Wednesday, March 02, 2016
Online ads to attract 6% 'Google tax'
India has taken the first step to tax the digital economy. An equalization levy--a deduction of 6% to be made by an Indian payer on payments to a non-resident entity for specified B2B services such as advertising --has been introduced in the Budget. The levy will impact the bottom lines of giants such as Google, Yahoo and others, which earn ad revenue from business entities in India. In professional tax circles, it has been dubbed `Google tax'.

Once applicability of this levy is notified, an equalisation levy of 6% will have to be deducted by a business entity in India which makes payments exceeding Rs 1 lakh in the aggregate in a financial year to a non-resident service provider for specified services. For now, specified services includecover online advertisements, provision for digital advertising space or any other facility or service for the purpose of online advertisements, but industry fears that the list could be expanded.
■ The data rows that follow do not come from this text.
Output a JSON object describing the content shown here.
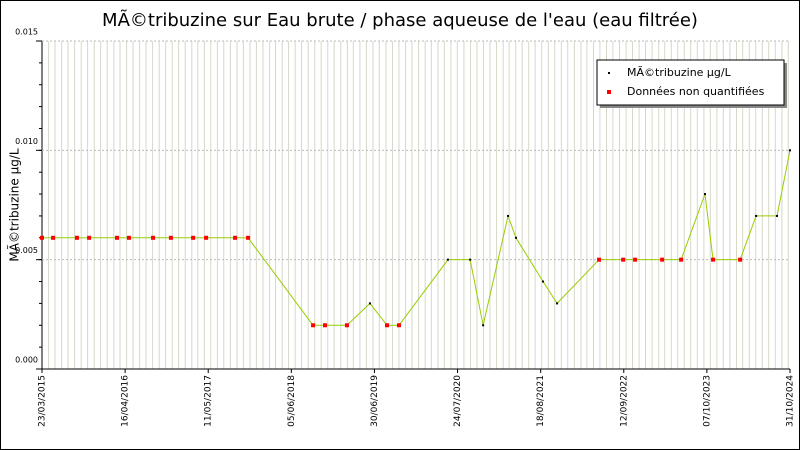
{
  "chart_data": {
    "type": "line",
    "title": "MÃ©tribuzine sur Eau brute / phase aqueuse de l'eau (eau filtrée)",
    "y_label": "MÃ©tribuzine µg/L",
    "x": [
      "2015-03-23",
      "2015-05-14",
      "2015-09-03",
      "2015-10-30",
      "2016-03-09",
      "2016-05-04",
      "2016-08-25",
      "2016-11-17",
      "2017-03-01",
      "2017-05-01",
      "2017-09-14",
      "2017-11-14",
      "2018-09-15",
      "2018-11-10",
      "2019-02-21",
      "2019-06-09",
      "2019-08-28",
      "2019-10-23",
      "2020-06-09",
      "2020-09-21",
      "2020-11-21",
      "2021-03-18",
      "2021-04-24",
      "2021-08-29",
      "2021-11-03",
      "2022-05-19",
      "2022-09-09",
      "2022-11-04",
      "2023-03-11",
      "2023-06-08",
      "2023-09-28",
      "2023-11-05",
      "2024-03-11",
      "2024-05-25",
      "2024-08-31",
      "2024-10-31"
    ],
    "series": [
      {
        "name": "MÃ©tribuzine µg/L",
        "color": "#000000",
        "values": [
          null,
          null,
          null,
          null,
          null,
          null,
          null,
          null,
          null,
          null,
          null,
          null,
          null,
          null,
          null,
          0.003,
          null,
          null,
          0.005,
          0.005,
          0.002,
          0.007,
          0.006,
          0.004,
          0.003,
          null,
          null,
          null,
          null,
          null,
          0.008,
          null,
          null,
          0.007,
          0.007,
          0.01
        ]
      },
      {
        "name": "Données non quantifiées",
        "color": "#ff0000",
        "values": [
          0.006,
          0.006,
          0.006,
          0.006,
          0.006,
          0.006,
          0.006,
          0.006,
          0.006,
          0.006,
          0.006,
          0.006,
          0.002,
          0.002,
          0.002,
          null,
          0.002,
          0.002,
          null,
          null,
          null,
          null,
          null,
          null,
          null,
          0.005,
          0.005,
          0.005,
          0.005,
          0.005,
          null,
          0.005,
          0.005,
          null,
          null,
          null
        ]
      }
    ],
    "line_color": "#99cc00",
    "xlim": [
      "2015-03-23",
      "2024-10-31"
    ],
    "xticks": [
      {
        "value": "2015-03-23",
        "label": "23/03/2015"
      },
      {
        "value": "2016-04-16",
        "label": "16/04/2016"
      },
      {
        "value": "2017-05-11",
        "label": "11/05/2017"
      },
      {
        "value": "2018-06-05",
        "label": "05/06/2018"
      },
      {
        "value": "2019-06-30",
        "label": "30/06/2019"
      },
      {
        "value": "2020-07-24",
        "label": "24/07/2020"
      },
      {
        "value": "2021-08-18",
        "label": "18/08/2021"
      },
      {
        "value": "2022-09-12",
        "label": "12/09/2022"
      },
      {
        "value": "2023-10-07",
        "label": "07/10/2023"
      },
      {
        "value": "2024-10-31",
        "label": "31/10/2024"
      }
    ],
    "ylim": [
      0,
      0.015
    ],
    "yticks": [
      {
        "value": 0,
        "label": "0.000"
      },
      {
        "value": 0.005,
        "label": "0.005"
      },
      {
        "value": 0.01,
        "label": "0.010"
      },
      {
        "value": 0.015,
        "label": "0.015"
      }
    ],
    "grid": true,
    "legend": "upper right"
  }
}
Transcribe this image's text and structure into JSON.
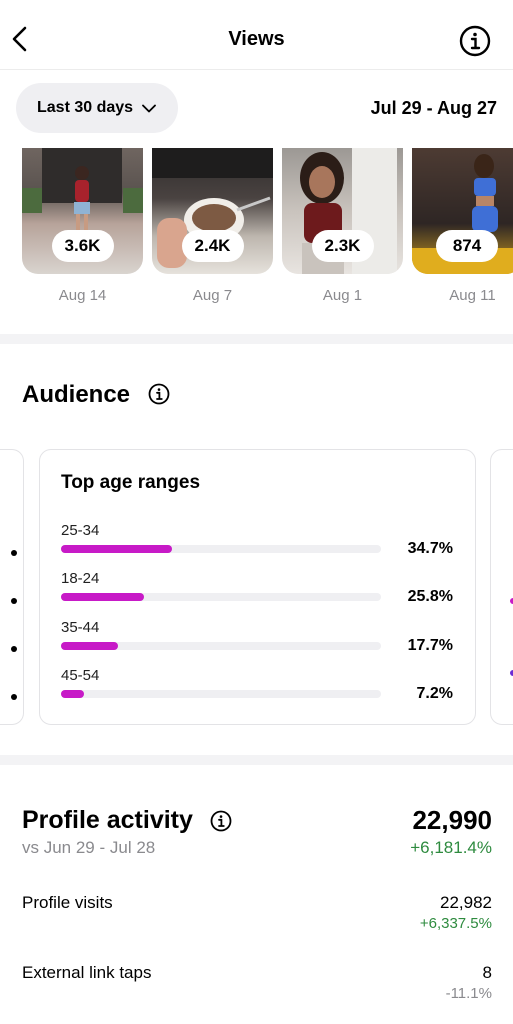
{
  "header": {
    "title": "Views"
  },
  "filter": {
    "range_label": "Last 30 days",
    "dates": "Jul 29 - Aug 27"
  },
  "thumbnails": [
    {
      "views": "3.6K",
      "date": "Aug 14"
    },
    {
      "views": "2.4K",
      "date": "Aug 7"
    },
    {
      "views": "2.3K",
      "date": "Aug 1"
    },
    {
      "views": "874",
      "date": "Aug 11"
    }
  ],
  "audience": {
    "title": "Audience",
    "card_title": "Top age ranges",
    "age_ranges": [
      {
        "label": "25-34",
        "percent": "34.7%",
        "value": 34.7
      },
      {
        "label": "18-24",
        "percent": "25.8%",
        "value": 25.8
      },
      {
        "label": "35-44",
        "percent": "17.7%",
        "value": 17.7
      },
      {
        "label": "45-54",
        "percent": "7.2%",
        "value": 7.2
      }
    ],
    "bar_color": "#c71ac7"
  },
  "profile_activity": {
    "title": "Profile activity",
    "comparison": "vs Jun 29 - Jul 28",
    "total": "22,990",
    "total_change": "+6,181.4%",
    "metrics": [
      {
        "label": "Profile visits",
        "value": "22,982",
        "change": "+6,337.5%",
        "trend": "up"
      },
      {
        "label": "External link taps",
        "value": "8",
        "change": "-11.1%",
        "trend": "down"
      }
    ],
    "positive_color": "#2e8b3f",
    "negative_color": "#8a8a8e"
  }
}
Currently, the intent is to levy 6% only on online advertisement payments exceeding Rs 1lakh. But it is interesting to note that the proposed section is wide in its scope and gives powers to the government to expand the definition of specified services in the future. For example, on the e-commerce platform many other services are availed of, such as books, music, games, education, to name a few. This could be a start of a new trend of bringing more services within the ambit of an equalisation levy.

The double-whammy for such companies is that it is not an income tax levy, so it would be difficult for foreign companies to claim a tax credit in their home country for the equalization levy withheld in India or to get a reduced rate under a tax treaty

The Budget proposals also prescribe that Indian payers who do not deduct the equalisation levy against pa yments made by them and do not deposit it with the government will be disallowed such expenditure from computing their taxable profits.In other words, their taxable income will be higher by the amount of the disallowed expenditure, which will mean a higher tax outgo.